The not-so-obvious positive outcomes of great incident management
The industry and markets are volatile right now. More than ever, you should be focused on shipping great products, retaining engineers, and building trust with customers. The right incident management strategy can help you make strides in all three.
By Robert Ross on 5/18/2022
Inflation is running rampant, the world stage is unpredictable, and what’s happening in the U.S. markets has been dubbed the “tech wreck.” A common theme I’m hearing come up in conversations across industries right now is value — we’re all looking to maximize every dollar spent, every hire made, every hour logged.
For a lot of companies, this means looking at processes and tools with a critical eye for not only cost savings but also cost avoidance. This includes the opportunity cost of building something in-house versus buying a tool to do it for you.
More than ever, we should all be focused on shipping great products, retaining high-demand engineers, and building trust with customers. And investing in a thoughtful incident management strategy is one way to get there. Let’s explore how.
Focus on your product
Engineers come at a premium these days; they’re commanding higher-than-ever salaries, and the job market is competitive. So why waste that valuable headcount on something that isn’t directly related to your revenue-contributing software?

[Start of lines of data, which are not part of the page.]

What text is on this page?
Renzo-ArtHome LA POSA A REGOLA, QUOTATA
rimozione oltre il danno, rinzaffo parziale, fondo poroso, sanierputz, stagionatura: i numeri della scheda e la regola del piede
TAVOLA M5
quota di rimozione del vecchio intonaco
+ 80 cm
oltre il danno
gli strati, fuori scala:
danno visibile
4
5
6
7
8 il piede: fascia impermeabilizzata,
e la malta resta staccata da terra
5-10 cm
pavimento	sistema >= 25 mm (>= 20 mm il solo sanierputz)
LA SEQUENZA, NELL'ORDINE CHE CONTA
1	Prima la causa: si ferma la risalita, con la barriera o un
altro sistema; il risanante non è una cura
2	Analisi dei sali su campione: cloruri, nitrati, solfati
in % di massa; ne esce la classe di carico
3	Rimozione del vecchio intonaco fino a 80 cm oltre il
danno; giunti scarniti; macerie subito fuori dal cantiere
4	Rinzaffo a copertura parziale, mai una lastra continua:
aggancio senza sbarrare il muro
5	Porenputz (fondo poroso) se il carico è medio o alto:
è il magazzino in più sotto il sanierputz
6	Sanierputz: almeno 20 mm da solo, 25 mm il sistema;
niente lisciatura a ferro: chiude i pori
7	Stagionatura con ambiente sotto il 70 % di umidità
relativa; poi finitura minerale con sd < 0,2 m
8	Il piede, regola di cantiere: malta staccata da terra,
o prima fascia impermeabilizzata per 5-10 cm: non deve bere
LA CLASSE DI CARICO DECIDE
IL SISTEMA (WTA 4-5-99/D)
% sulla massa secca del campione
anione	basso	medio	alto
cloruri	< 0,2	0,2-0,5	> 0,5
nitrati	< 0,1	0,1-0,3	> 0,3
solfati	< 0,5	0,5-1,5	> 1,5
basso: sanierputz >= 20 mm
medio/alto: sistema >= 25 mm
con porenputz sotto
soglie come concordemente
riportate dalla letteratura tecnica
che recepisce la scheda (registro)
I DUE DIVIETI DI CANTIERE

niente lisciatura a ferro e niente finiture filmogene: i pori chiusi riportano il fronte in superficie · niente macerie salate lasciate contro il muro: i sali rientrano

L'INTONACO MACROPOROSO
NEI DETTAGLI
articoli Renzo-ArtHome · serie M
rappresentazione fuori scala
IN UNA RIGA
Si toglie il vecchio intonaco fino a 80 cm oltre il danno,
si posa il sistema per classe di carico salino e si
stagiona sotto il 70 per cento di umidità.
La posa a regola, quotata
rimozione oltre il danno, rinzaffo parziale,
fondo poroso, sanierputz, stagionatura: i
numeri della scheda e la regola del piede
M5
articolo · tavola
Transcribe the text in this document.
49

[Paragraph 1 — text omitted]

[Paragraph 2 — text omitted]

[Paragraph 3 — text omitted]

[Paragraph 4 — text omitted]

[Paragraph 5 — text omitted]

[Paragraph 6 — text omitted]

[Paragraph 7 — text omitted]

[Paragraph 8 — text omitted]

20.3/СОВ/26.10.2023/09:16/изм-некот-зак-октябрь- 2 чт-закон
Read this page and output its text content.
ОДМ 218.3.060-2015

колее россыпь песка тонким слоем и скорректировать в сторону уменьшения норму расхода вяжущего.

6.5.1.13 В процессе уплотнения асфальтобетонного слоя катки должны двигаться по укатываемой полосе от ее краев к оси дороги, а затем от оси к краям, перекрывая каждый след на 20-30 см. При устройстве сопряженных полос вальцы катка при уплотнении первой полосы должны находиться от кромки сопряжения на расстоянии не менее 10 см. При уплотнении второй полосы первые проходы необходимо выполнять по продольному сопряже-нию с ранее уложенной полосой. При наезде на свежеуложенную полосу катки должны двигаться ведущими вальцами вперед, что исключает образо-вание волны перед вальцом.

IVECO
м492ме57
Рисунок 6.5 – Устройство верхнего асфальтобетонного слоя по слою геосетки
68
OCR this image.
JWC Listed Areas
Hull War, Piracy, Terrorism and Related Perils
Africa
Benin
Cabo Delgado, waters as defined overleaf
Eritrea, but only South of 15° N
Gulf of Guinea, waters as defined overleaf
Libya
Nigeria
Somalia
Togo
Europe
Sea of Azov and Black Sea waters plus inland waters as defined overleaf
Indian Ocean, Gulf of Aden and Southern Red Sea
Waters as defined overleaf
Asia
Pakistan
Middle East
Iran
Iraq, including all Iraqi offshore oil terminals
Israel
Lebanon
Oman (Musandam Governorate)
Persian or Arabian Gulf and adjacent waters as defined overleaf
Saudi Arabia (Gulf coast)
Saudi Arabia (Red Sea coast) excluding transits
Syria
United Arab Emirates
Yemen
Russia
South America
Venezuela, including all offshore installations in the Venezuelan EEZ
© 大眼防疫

I’ve seen too many companies try to roll their own incident management products, spending months — or even years in some cases — working on a tool that is secondary to their core product. Think about not only the cost of full-time equivalent hours but also the loss of productivity.
Even to build a basic bot that helps you declare an incident in Slack might take two months of work for a high-salaried engineer. Then you need a product person to manage it, an infrastructure engineer to deploy and monitor it, and it’s getting pretty expensive. Then you actually have an incident where your software is down, and guess what — that shiny new tool might be down too.
Putting some thought into your incident management strategy on the front end will help you maximize your engineers’ time and refocus that energy into your product. For example,
Automated communication tools get everyone in the same room in an instant.
A service catalog helps you map your dependencies and see at a glance what’s down and who owns it.
Runbooks take the questions out of your incident response process. Instead of wondering what to check and in what order, you can simply concentrate on fixing the problem.
When an incident occurs, your engineering team is working to mitigate it, the marketing team is managing social media, your legal team is bracing for SLA obligations, your customer support team is hit with an influx of tickets, and the list goes on. A thorough and automated approach to incident management helps you get to fixing (and learning) faster, and gets everyone back to their core business goals.
Keep your engineers
One of the reasons I started FireHydrant was because I was that burnt-out, on-call engineer trying to fight fires without the right tools or information at 2 a.m.
Picture this:
An incident is declared — maybe through a page, maybe by a text from your CEO. Something is broken, but you don’t know what.
So first you need to figure out what’s broken and why. You might be searching for service dashboards or querying DataDog.
And you’re trying to get the right people in the room, but since you don’t know what’s broken, that’s hard to do.
You figure out what’s broken. After looking in three places where your company keeps service listings, you figure out who to involve.
You figure out it was a recent deploy … now to figure out how to roll back that deploy in this particular service.
You get where I’m going. That’s a ton of cost even to just get to the part where you say, “I know what needs to be done.” The messier the remediation process, the broader the alerts, the less specific the SLOs — all of this means more engineer toil, more engineer burnout, and more engineer attrition.
It is exceedingly difficult to find and hire engineers right now, so losing anyone — especially to something as preventable as burn out — is more expensive than it’s ever been, both from an opportunity cost and a monetary standpoint.
Build trust with your customers
It’s such a trope at this point that I don’t even need to get into it — latency and downtime will cause customers to abandon shopping carts, give up on streaming content, and move somewhere else. Like I wrote about in a previous blog post, reliability is an everyone problem, not just an engineering problem.
The flip side though is that you can actually use good incident management to your benefit. When you’re known for handling your worst moments well, people pay attention.
I remember last year when Fastly went down in a big way. Their stock actually went up the next day because people were impressed by not only how quickly they remediated the problem but also how quickly — and clearly — they communicated what was going on.
Slack’s another one who does a great job of this. They treat minor bugs like incidents, publicly declaring them even when they might affect only a small percentage of people. When customers are visiting your status page instead of flooding your customer support queue, that’s cost avoidance. And when they know what to expect from you, know they can depend on you, they’re more likely to stick with you.
The bottom line
Simply put, incident management done well can be a differentiator — both when it comes to outpacing the competition and recruiting and retaining talented engineers. It’s an area where investment can give you exponential value that can be seen during an actual incident but can be felt reverberate in much further reaching ways.